El extraño caso de Ronnie Brewer

Tener a Jerry Sloan como entrenador puede ser un auténtico privilegio o el mayor de los suplicios para un jugador de baloncesto. Tener a un entrenador con su trayectoria y experiencia no está al alcance de todas las franquicias, las ha visto de todos lo colores y lo ha conseguido casi todo (le falta el anillo que Jordan le negó dos veces consecutivas). Los jugadores hablan maravillas de lo que aprenden a su lado y cuando dejan los Jazz  salen totalmente curtidos: Raja Bell, Gordan Giricek… Pero el peaje que tienen que pagar no está al alcance de todos. La dureza y el carácter arisco de Sloan no está en consonancia con el prototipo de estrella NBA, egocéntricos y que creen que no tienen nada que aprender. Además, el uraño de Sloan se caracteriza por no regalar nada, rara vez reconoce el trabajo de sus jugadores, sobretodo a los jóvenes, y exprime hasta la última gota de sudor y talento de sus jugadores. Así, a jugadores que no han estado preparados psicológicamente, le ha ido muy mal a su lado y han hecho las maletas pronto. Destacaría los casos de Carlos Arroyo y Gordan Giricek, quien hace poco se marchótras la llegada de Kyle Korver y varias discusiones con Sloan, que han provocado que ahora practique en Phoenix su mejor baloncesto desde que llegó a la NBA. Sin el tortuoso camino que le hizo pasar Sloan no hubiese sido posible.

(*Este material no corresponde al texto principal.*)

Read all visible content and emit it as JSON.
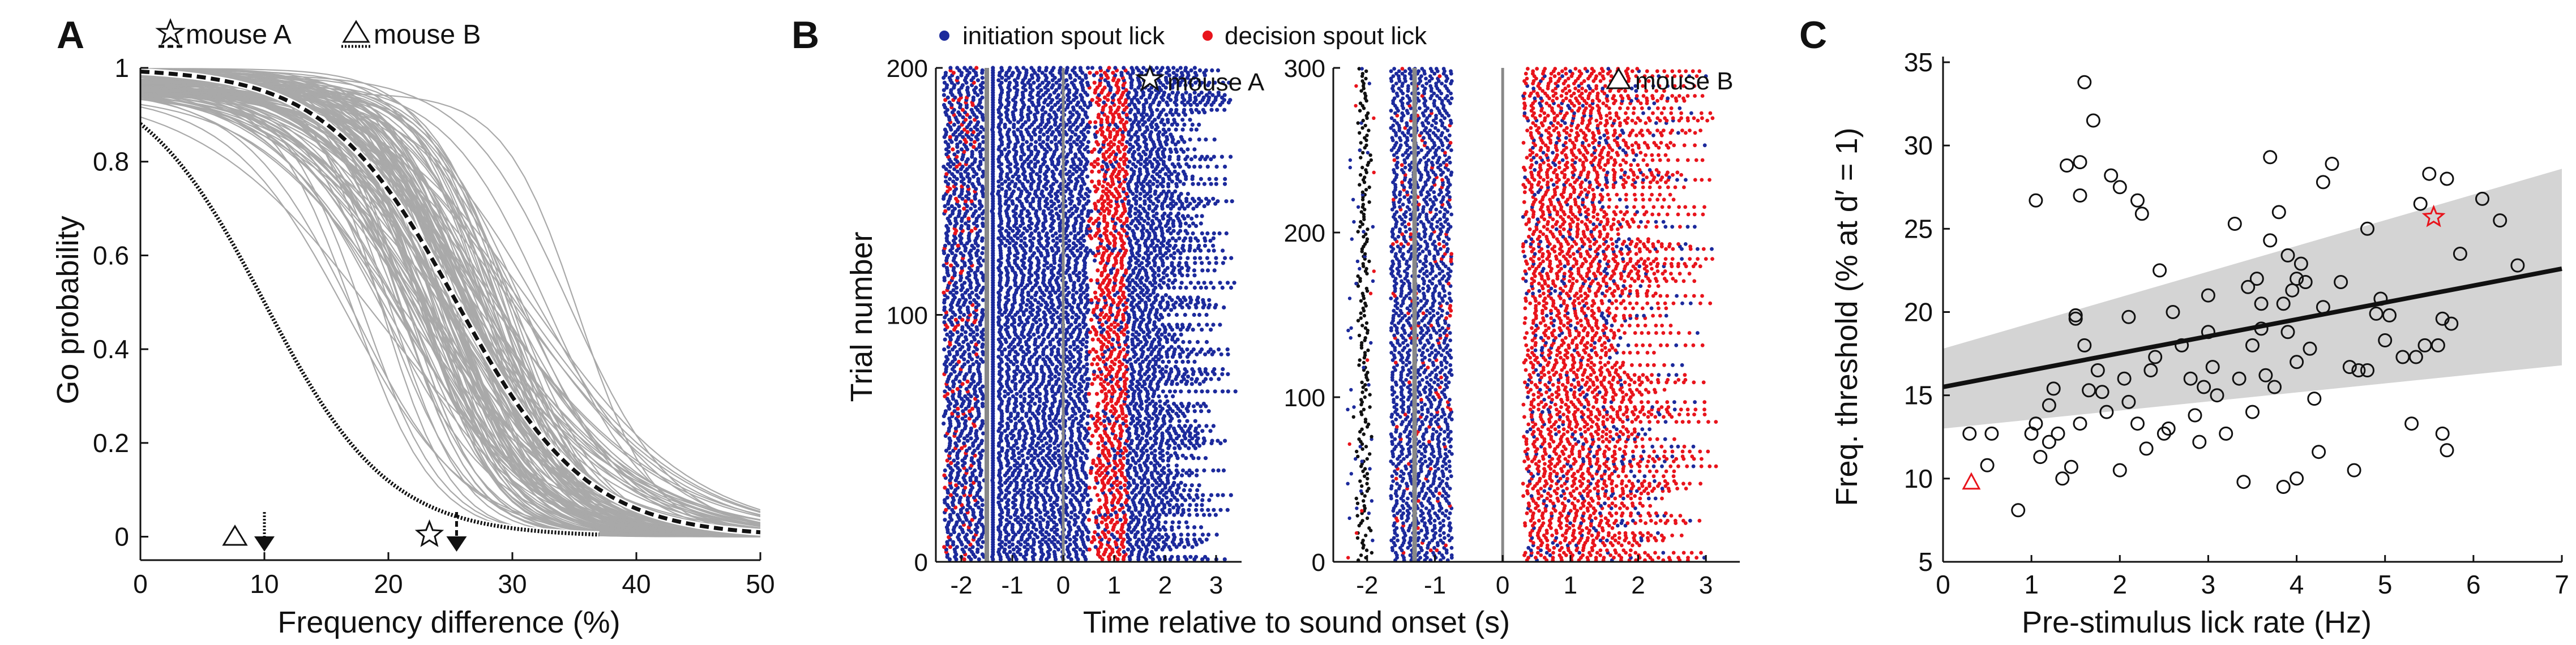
{
  "chart_data": [
    {
      "panel_label": "A",
      "type": "line",
      "title": "",
      "xlabel": "Frequency difference (%)",
      "ylabel": "Go probability",
      "xlim": [
        0,
        50
      ],
      "ylim": [
        -0.05,
        1.0
      ],
      "xticks": [
        "0",
        "10",
        "20",
        "30",
        "40",
        "50"
      ],
      "yticks": [
        "0",
        "0.2",
        "0.4",
        "0.6",
        "0.8",
        "1"
      ],
      "legend": [
        {
          "label": "mouse A",
          "marker": "star",
          "line": "dashed"
        },
        {
          "label": "mouse B",
          "marker": "triangle",
          "line": "dotted"
        }
      ],
      "grey_curves_note": "population psychometric fits (~150 mice), thresholds spread ~8-40%",
      "series": [
        {
          "name": "mouse A",
          "model": "logistic",
          "threshold": 25.5,
          "slope": 0.19,
          "x_range": [
            0,
            50
          ]
        },
        {
          "name": "mouse B",
          "model": "logistic",
          "threshold": 10,
          "slope": 0.2,
          "x_range": [
            0,
            37
          ]
        }
      ],
      "threshold_arrows": [
        {
          "name": "mouse B",
          "x": 10
        },
        {
          "name": "mouse A",
          "x": 25.5
        }
      ]
    },
    {
      "panel_label": "B",
      "type": "scatter",
      "xlabel": "Time relative to sound onset (s)",
      "ylabel": "Trial number",
      "legend": [
        "initiation spout lick",
        "decision spout lick"
      ],
      "colors": {
        "initiation": "#1c2a9c",
        "decision": "#e8141c",
        "onset": "#111111",
        "marker_line": "#888888"
      },
      "subplots": [
        {
          "name": "mouse A",
          "xlim": [
            -2.5,
            3.5
          ],
          "ylim": [
            0,
            200
          ],
          "xticks": [
            "-2",
            "-1",
            "0",
            "1",
            "2",
            "3"
          ],
          "yticks": [
            "0",
            "100",
            "200"
          ]
        },
        {
          "name": "mouse B",
          "xlim": [
            -2.5,
            3.5
          ],
          "ylim": [
            0,
            300
          ],
          "xticks": [
            "-2",
            "-1",
            "0",
            "1",
            "2",
            "3"
          ],
          "yticks": [
            "0",
            "100",
            "200",
            "300"
          ]
        }
      ]
    },
    {
      "panel_label": "C",
      "type": "scatter",
      "xlabel": "Pre-stimulus lick rate (Hz)",
      "ylabel": "Freq. threshold (% at d′ = 1)",
      "xlim": [
        0,
        7
      ],
      "ylim": [
        5,
        35
      ],
      "xticks": [
        "0",
        "1",
        "2",
        "3",
        "4",
        "5",
        "6",
        "7"
      ],
      "yticks": [
        "5",
        "10",
        "15",
        "20",
        "25",
        "30",
        "35"
      ],
      "fit": {
        "x": [
          0,
          7
        ],
        "y": [
          15.5,
          22.6
        ]
      },
      "ci_band": {
        "x": [
          0,
          7
        ],
        "lower": [
          13.0,
          16.8
        ],
        "upper": [
          17.8,
          28.6
        ]
      },
      "highlight": [
        {
          "name": "mouse A",
          "marker": "star",
          "x": 5.55,
          "y": 25.7,
          "color": "#e8141c"
        },
        {
          "name": "mouse B",
          "marker": "triangle",
          "x": 0.32,
          "y": 9.8,
          "color": "#e8141c"
        }
      ],
      "points": [
        [
          0.3,
          12.7
        ],
        [
          0.5,
          10.8
        ],
        [
          0.55,
          12.7
        ],
        [
          0.85,
          8.1
        ],
        [
          1.0,
          12.7
        ],
        [
          1.05,
          13.3
        ],
        [
          1.05,
          26.7
        ],
        [
          1.1,
          11.3
        ],
        [
          1.2,
          12.2
        ],
        [
          1.2,
          14.4
        ],
        [
          1.25,
          15.4
        ],
        [
          1.3,
          12.7
        ],
        [
          1.35,
          10.0
        ],
        [
          1.4,
          28.8
        ],
        [
          1.45,
          10.7
        ],
        [
          1.5,
          19.6
        ],
        [
          1.5,
          19.8
        ],
        [
          1.55,
          13.3
        ],
        [
          1.55,
          27.0
        ],
        [
          1.55,
          29.0
        ],
        [
          1.6,
          33.8
        ],
        [
          1.6,
          18.0
        ],
        [
          1.65,
          15.3
        ],
        [
          1.7,
          31.5
        ],
        [
          1.75,
          16.5
        ],
        [
          1.8,
          15.2
        ],
        [
          1.85,
          14.0
        ],
        [
          1.9,
          28.2
        ],
        [
          2.0,
          10.5
        ],
        [
          2.0,
          27.5
        ],
        [
          2.05,
          16.0
        ],
        [
          2.1,
          19.7
        ],
        [
          2.1,
          14.6
        ],
        [
          2.2,
          13.3
        ],
        [
          2.2,
          26.7
        ],
        [
          2.25,
          25.9
        ],
        [
          2.3,
          11.8
        ],
        [
          2.35,
          16.5
        ],
        [
          2.4,
          17.3
        ],
        [
          2.45,
          22.5
        ],
        [
          2.5,
          12.7
        ],
        [
          2.55,
          13.0
        ],
        [
          2.6,
          20.0
        ],
        [
          2.7,
          18.0
        ],
        [
          2.8,
          16.0
        ],
        [
          2.85,
          13.8
        ],
        [
          2.9,
          12.2
        ],
        [
          2.95,
          15.5
        ],
        [
          3.0,
          18.8
        ],
        [
          3.0,
          21.0
        ],
        [
          3.05,
          16.7
        ],
        [
          3.1,
          15.0
        ],
        [
          3.2,
          12.7
        ],
        [
          3.3,
          25.3
        ],
        [
          3.35,
          16.0
        ],
        [
          3.4,
          9.8
        ],
        [
          3.45,
          21.5
        ],
        [
          3.5,
          18.0
        ],
        [
          3.5,
          14.0
        ],
        [
          3.55,
          22.0
        ],
        [
          3.6,
          19.0
        ],
        [
          3.6,
          20.5
        ],
        [
          3.65,
          16.2
        ],
        [
          3.7,
          29.3
        ],
        [
          3.7,
          24.3
        ],
        [
          3.75,
          15.5
        ],
        [
          3.8,
          26.0
        ],
        [
          3.85,
          9.5
        ],
        [
          3.85,
          20.5
        ],
        [
          3.9,
          18.8
        ],
        [
          3.9,
          23.4
        ],
        [
          3.95,
          21.3
        ],
        [
          4.0,
          10.0
        ],
        [
          4.0,
          17.0
        ],
        [
          4.0,
          22.0
        ],
        [
          4.05,
          22.9
        ],
        [
          4.1,
          21.8
        ],
        [
          4.15,
          17.8
        ],
        [
          4.2,
          14.8
        ],
        [
          4.25,
          11.6
        ],
        [
          4.3,
          27.8
        ],
        [
          4.3,
          20.3
        ],
        [
          4.4,
          28.9
        ],
        [
          4.5,
          21.8
        ],
        [
          4.6,
          16.7
        ],
        [
          4.65,
          10.5
        ],
        [
          4.7,
          16.5
        ],
        [
          4.8,
          16.5
        ],
        [
          4.8,
          25.0
        ],
        [
          4.9,
          19.9
        ],
        [
          4.95,
          20.8
        ],
        [
          5.0,
          18.3
        ],
        [
          5.05,
          19.8
        ],
        [
          5.2,
          17.3
        ],
        [
          5.3,
          13.3
        ],
        [
          5.35,
          17.3
        ],
        [
          5.4,
          26.5
        ],
        [
          5.45,
          18.0
        ],
        [
          5.5,
          28.3
        ],
        [
          5.6,
          18.0
        ],
        [
          5.65,
          19.6
        ],
        [
          5.65,
          12.7
        ],
        [
          5.7,
          11.7
        ],
        [
          5.7,
          28.0
        ],
        [
          5.75,
          19.3
        ],
        [
          5.85,
          23.5
        ],
        [
          6.1,
          26.8
        ],
        [
          6.3,
          25.5
        ],
        [
          6.5,
          22.8
        ]
      ]
    }
  ]
}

Por todo esto, el caso de Ronnie Brewer llama poderosamente la atención. Un jugador joven (23 años recién cumplidos) y sophomore tiene todas las papeletas para chupar mucho banquillo en Utah. Y da igual que tengas mucho talento y merezcas jugar. Ya le ocurrió a Deron Williams hace un par de años, que en su temporada de rookie jugó mucho menos de lo esperado y no se ganó la titularidad hasta pasados 20 partidos. De hecho jugaba de titular un jugador infinitamente inferior al Deron, toda una señal de Sloan para probar su carácter.

Pero el caso de Brewer a ojos de Sloan es diferente. Es un jugador muy atlético, gran defensor, con una excelente combinación de fuerza y velocidad que le permiten en su posición de escolta defender a las superestrellas de la Liga: Lebron, Kobe, T-Mac, Iverson… Y eso para Sloan no tiene precio, sobretodo porque asumió su temporada de rookie con menos minutos de los esperados sin rechistar al jefe del banquillo. Y porque Brewer es, sobretodo, un jugador de equipo, tremendamente regular, que funciona como un reloj sobre la pista: rara vez hará una actuación extraordinaria (para lucirse ya están otros: Boozer, Williams, Okur, Korver), pero también rara vez tendrá un mala noche. Esto es posible gracias a su sobresaliente acierto en tiros de campo (54,6% en sus dos años), sobretodo para el puesto de escolta: lanza a canasta cuando tiene que hacerlo, cuando está solo o ve fácil la penetración. Su trabajo es otro, defender a la estrella rival y hacer de “pegamento”, cubriendo aquellos aspectos que no hacen sus compañeros.

Sus 12 puntos de media esta temporada lo está convirtiendo en una pieza clave, aunque no tan visible como otros jugadores, de los Jazz de esta temporada. Un jugador que bajo las órdenes del polémico Sloan puede convertirse en ese comodín que a todo buen entrenador le gusta guardarse. Como dato curioso, su lanzamiento heterodoxo se debe a accidente que tuvo en un parque acuático cuando era un niño.